Óscar Felgueiras considera que é preciso monitorizar os indicadores e considera que é sobretudo difícil ter neste momento uma avaliação com segurança da situação. “Neste momento temos vários fatores a afetar a evolução recente e é isso que ainda não se consegue avaliar com segurança”, defende. “Tivemos duas semanas de aulas com a reabertura a 15 de março, sendo que na segunda começaram a aparecer mais casos em crianças. Depois temos uma semana de pausa letiva que culmina com o fim de semana da Páscoa, em que poderá haver um efeito de aumento de transmissibilidade, que ainda temos de confirmar. E depois temos esta reabertura do segundo e terceiro ciclo, de esplanadas e de outros serviços sobre os quais ainda não temos grandes dados, portanto não conseguimos fazer um avaliação com informação completa. E para além disso temos outro fator perturbador que é termos um padrão de testagem que não tem sido constante. Houve menos testes e depois um aumento de rastreios na semana passada, com uma testagem que foi quase o dobro da semana anterior, agora com um novo elemento que são os autotestes, pessoas que antes não faziam testes. Temos uma malha de deteção maior, mas não sabemos até que ponto é que isso está a contribuir para mais diagnósticos e incidência”, elenca.

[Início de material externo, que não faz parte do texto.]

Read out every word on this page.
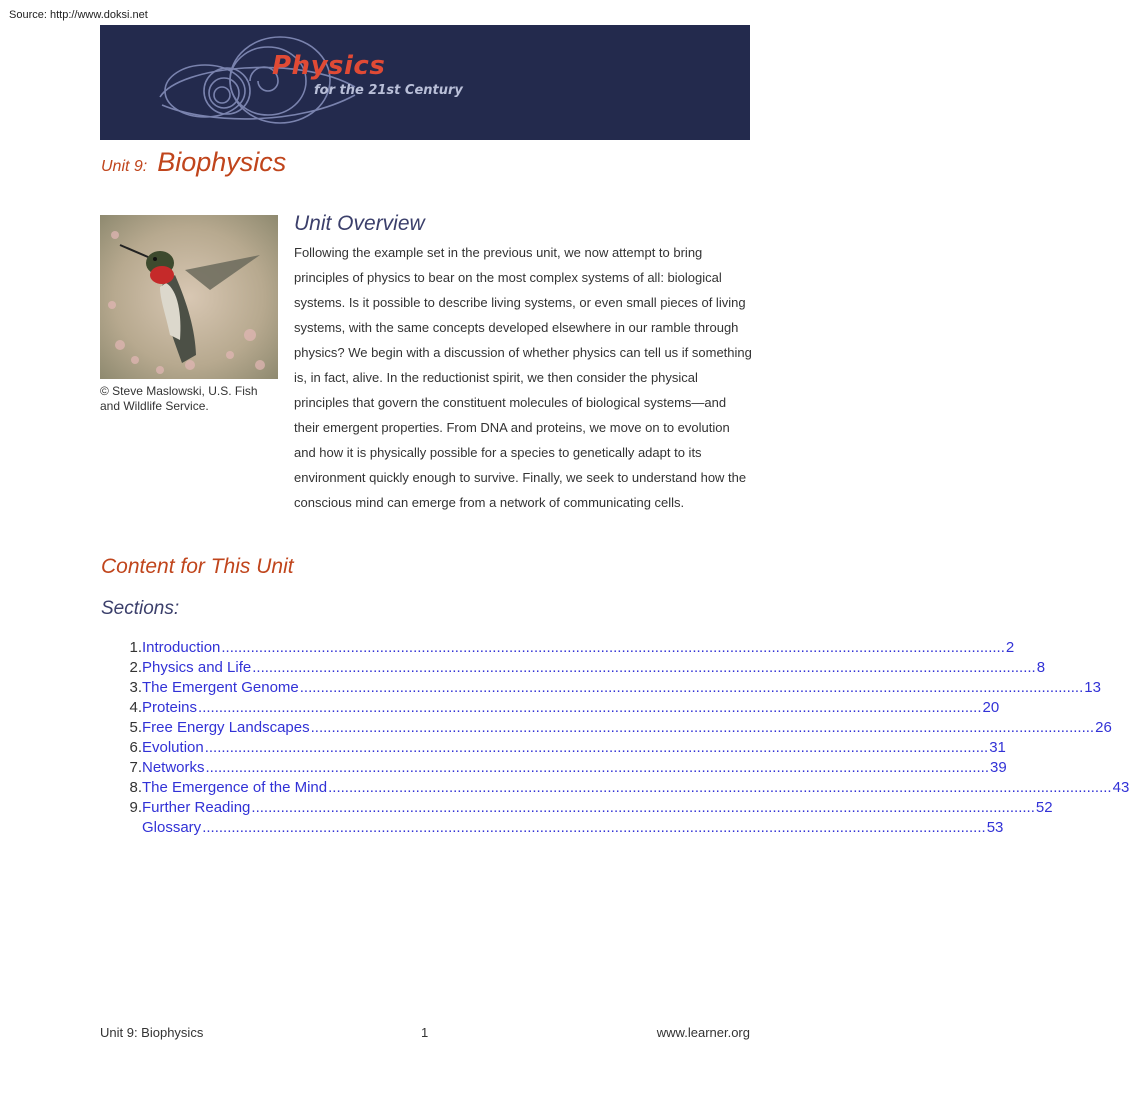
Source: http://www.doksi.net
Physics
for the 21st Century
Unit 9: Biophysics
© Steve Maslowski, U.S. Fish and Wildlife Service.
Unit Overview

Following the example set in the previous unit, we now attempt to bring principles of physics to bear on the most complex systems of all: biological systems. Is it possible to describe living systems, or even small pieces of living systems, with the same concepts developed elsewhere in our ramble through physics? We begin with a discussion of whether physics can tell us if something is, in fact, alive. In the reductionist spirit, we then consider the physical principles that govern the constituent molecules of biological systems—and their emergent properties. From DNA and proteins, we move on to evolution and how it is physically possible for a species to genetically adapt to its environment quickly enough to survive. Finally, we seek to understand how the conscious mind can emerge from a network of communicating cells.

Content for This Unit
Sections:
1. Introduction .....	2
2. Physics and Life .....	8
3. The Emergent Genome .....	13
4. Proteins .....	20
5. Free Energy Landscapes .....	26
6. Evolution .....	31
7. Networks .....	39
8. The Emergence of the Mind .....	43
9. Further Reading .....	52
Glossary .....	53
Unit 9: Biophysics	1	www.learner.org
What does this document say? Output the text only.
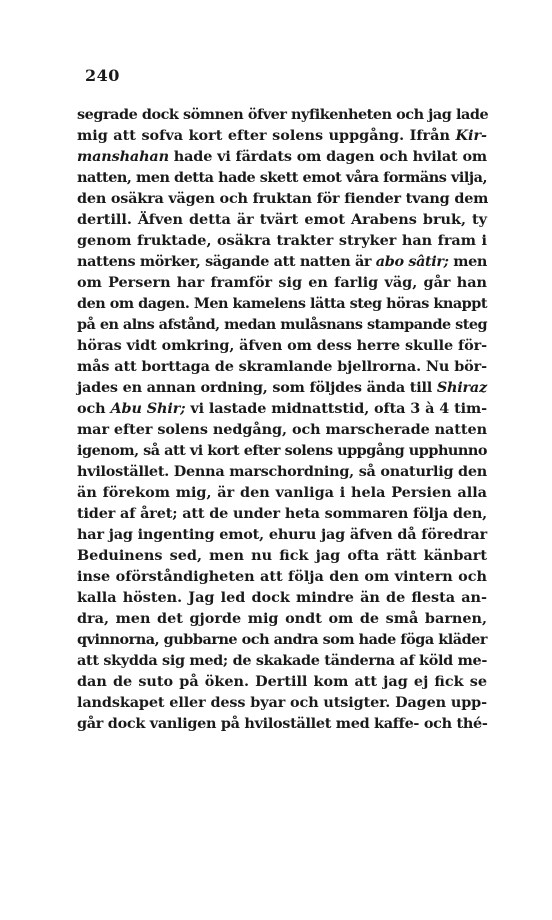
240
segrade dock sömnen öfver nyfikenheten och jag lade
mig att sofva kort efter solens uppgång. Ifrån Kir-
manshahan hade vi färdats om dagen och hvilat om
natten, men detta hade skett emot våra formäns vilja,
den osäkra vägen och fruktan för fiender tvang dem
dertill. Äfven detta är tvärt emot Arabens bruk, ty
genom fruktade, osäkra trakter stryker han fram i
nattens mörker, sägande att natten är abo sâtir; men
om Persern har framför sig en farlig väg, går han
den om dagen. Men kamelens lätta steg höras knappt
på en alns afstånd, medan mulåsnans stampande steg
höras vidt omkring, äfven om dess herre skulle för-
mås att borttaga de skramlande bjellrorna. Nu bör-
jades en annan ordning, som följdes ända till Shiraz
och Abu Shir; vi lastade midnattstid, ofta 3 à 4 tim-
mar efter solens nedgång, och marscherade natten
igenom, så att vi kort efter solens uppgång upphunno
hvilostället. Denna marschordning, så onaturlig den
än förekom mig, är den vanliga i hela Persien alla
tider af året; att de under heta sommaren följa den,
har jag ingenting emot, ehuru jag äfven då föredrar
Beduinens sed, men nu fick jag ofta rätt känbart
inse oförståndigheten att följa den om vintern och
kalla hösten. Jag led dock mindre än de flesta an-
dra, men det gjorde mig ondt om de små barnen,
qvinnorna, gubbarne och andra som hade föga kläder
att skydda sig med; de skakade tänderna af köld me-
dan de suto på öken. Dertill kom att jag ej fick se
landskapet eller dess byar och utsigter. Dagen upp-
går dock vanligen på hvilostället med kaffe- och thé-
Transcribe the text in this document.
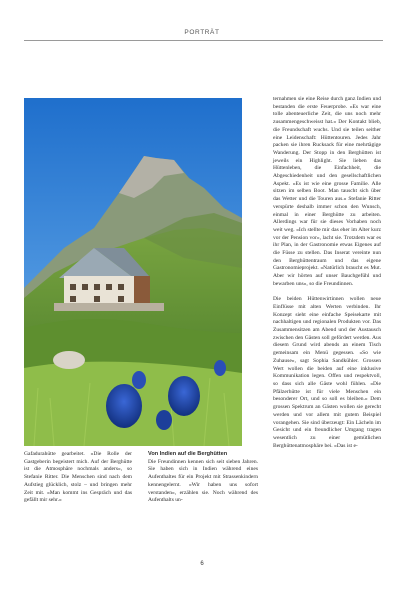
PORTRÄT

Gafadurahütte gearbeitet. «Die Rolle der Gastgeberin begeistert mich. Auf der Berghütte ist die Atmosphäre nochmals anders», so Stefanie Ritter. Die Menschen sind nach dem Aufstieg glücklich, stolz – und bringen mehr Zeit mit. «Man kommt ins Gespräch und das gefällt mir sehr.»

Von Indien auf die Berghütten

Die Freundinnen kennen sich seit sieben Jahren. Sie haben sich in Indien während eines Aufenthaltes für ein Projekt mit Strassenkindern kennengelernt. «Wir haben uns sofort verstanden», erzählen sie. Noch während des Aufenthalts un-

ternahmen sie eine Reise durch ganz Indien und bestanden die erste Feuerprobe. «Es war eine tolle abenteuerliche Zeit, die uns noch mehr zusammengeschweisst hat.» Der Kontakt blieb, die Freundschaft wuchs. Und sie teilen seither eine Leidenschaft: Hüttentouren. Jedes Jahr packen sie ihren Rucksack für eine mehrtägige Wanderung. Der Stopp in den Berghütten ist jeweils ein Highlight. Sie lieben das Hüttenleben, die Einfachheit, die Abgeschiedenheit und den gesellschaftlichen Aspekt. «Es ist wie eine grosse Familie. Alle sitzen im selben Boot. Man tauscht sich über das Wetter und die Touren aus.» Stefanie Ritter verspürte deshalb immer schon den Wunsch, einmal in einer Berghütte zu arbeiten. Allerdings war für sie dieses Vorhaben noch weit weg. «Ich stellte mir das eher im Alter kurz vor der Pension vor», lacht sie. Trotzdem war es ihr Plan, in der Gastronomie etwas Eigenes auf die Füsse zu stellen. Das Inserat vereinte nun den Berghüttentraum und das eigene Gastronomieprojekt. «Natürlich braucht es Mut. Aber wir hörten auf unser Bauchgefühl und bewarben uns», so die Freundinnen.

Die beiden Hüttenwirtinnen wollen neue Einflüsse mit alten Werten verbinden. Ihr Konzept sieht eine einfache Speisekarte mit nachhaltigen und regionalen Produkten vor. Das Zusammensitzen am Abend und der Austausch zwischen den Gästen soll gefördert werden. Aus diesem Grund wird abends an einem Tisch gemeinsam ein Menü gegessen. «So wie Zuhause», sagt Sophia Sandkühler. Grossen Wert wollen die beiden auf eine inklusive Kommunikation legen. Offen und respektvoll, so dass sich alle Gäste wohl fühlen. «Die Pfälzerhütte ist für viele Menschen ein besonderer Ort, und so soll es bleiben.» Dem grossen Spektrum an Gästen wollen sie gerecht werden und vor allem mit gutem Beispiel vorangehen. Sie sind überzeugt: Ein Lächeln im Gesicht und ein freundlicher Umgang tragen wesentlich zu einer gemütlichen Berghüttenatmosphäre bei. «Das ist e-

6
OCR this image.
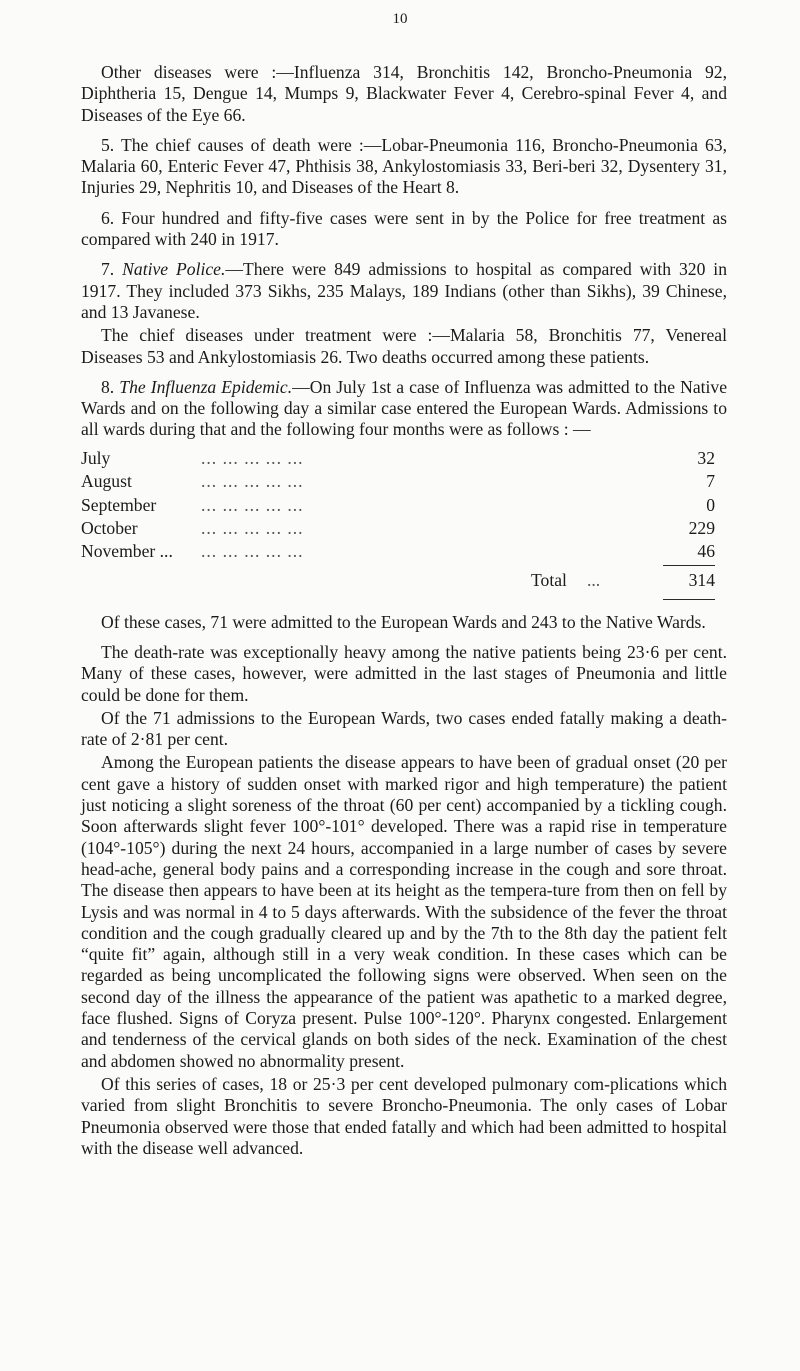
10

Other diseases were :—Influenza 314, Bronchitis 142, Broncho-Pneumonia 92, Diphtheria 15, Dengue 14, Mumps 9, Blackwater Fever 4, Cerebro-spinal Fever 4, and Diseases of the Eye 66.

5. The chief causes of death were :—Lobar-Pneumonia 116, Broncho-Pneumonia 63, Malaria 60, Enteric Fever 47, Phthisis 38, Ankylostomiasis 33, Beri-beri 32, Dysentery 31, Injuries 29, Nephritis 10, and Diseases of the Heart 8.

6. Four hundred and fifty-five cases were sent in by the Police for free treatment as compared with 240 in 1917.

7. Native Police.—There were 849 admissions to hospital as compared with 320 in 1917. They included 373 Sikhs, 235 Malays, 189 Indians (other than Sikhs), 39 Chinese, and 13 Javanese.

The chief diseases under treatment were :—Malaria 58, Bronchitis 77, Venereal Diseases 53 and Ankylostomiasis 26. Two deaths occurred among these patients.

8. The Influenza Epidemic.—On July 1st a case of Influenza was admitted to the Native Wards and on the following day a similar case entered the European Wards. Admissions to all wards during that and the following four months were as follows : —

July	... ... ... ... ...	32
August	... ... ... ... ...	7
September	... ... ... ... ...	0
October	... ... ... ... ...	229
November ... ... ... ... ... ...	46
Total ...	314

Of these cases, 71 were admitted to the European Wards and 243 to the Native Wards.

The death-rate was exceptionally heavy among the native patients being 23·6 per cent. Many of these cases, however, were admitted in the last stages of Pneumonia and little could be done for them.

Of the 71 admissions to the European Wards, two cases ended fatally making a death-rate of 2·81 per cent.

Among the European patients the disease appears to have been of gradual onset (20 per cent gave a history of sudden onset with marked rigor and high temperature) the patient just noticing a slight soreness of the throat (60 per cent) accompanied by a tickling cough. Soon afterwards slight fever 100°-101° developed. There was a rapid rise in temperature (104°-105°) during the next 24 hours, accompanied in a large number of cases by severe head-ache, general body pains and a corresponding increase in the cough and sore throat. The disease then appears to have been at its height as the tempera-ture from then on fell by Lysis and was normal in 4 to 5 days afterwards. With the subsidence of the fever the throat condition and the cough gradually cleared up and by the 7th to the 8th day the patient felt “quite fit” again, although still in a very weak condition. In these cases which can be regarded as being uncomplicated the following signs were observed. When seen on the second day of the illness the appearance of the patient was apathetic to a marked degree, face flushed. Signs of Coryza present. Pulse 100°-120°. Pharynx congested. Enlargement and tenderness of the cervical glands on both sides of the neck. Examination of the chest and abdomen showed no abnormality present.

Of this series of cases, 18 or 25·3 per cent developed pulmonary com-plications which varied from slight Bronchitis to severe Broncho-Pneumonia. The only cases of Lobar Pneumonia observed were those that ended fatally and which had been admitted to hospital with the disease well advanced.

Para Manuel Carmo Gomes, o aumento da testagem é o caminho para conseguir um maior controlo da epidemia. O epidemiologista defende que não se deve atribuir o aumento de casos a maior testagem, sublinhando que o RT está a subir há um mês, desde 12 de fevereiro. E mais rápido do que noutras fases da pandemia, o que admite que possa ser resultado da disseminação da nova variante. “A incidência não está a aumentar porque estamos a testar. Estamos a testar mais aleatoriamente, com menor positividade, pelo que não é isso que explica este aumento acentuado de transmissão”.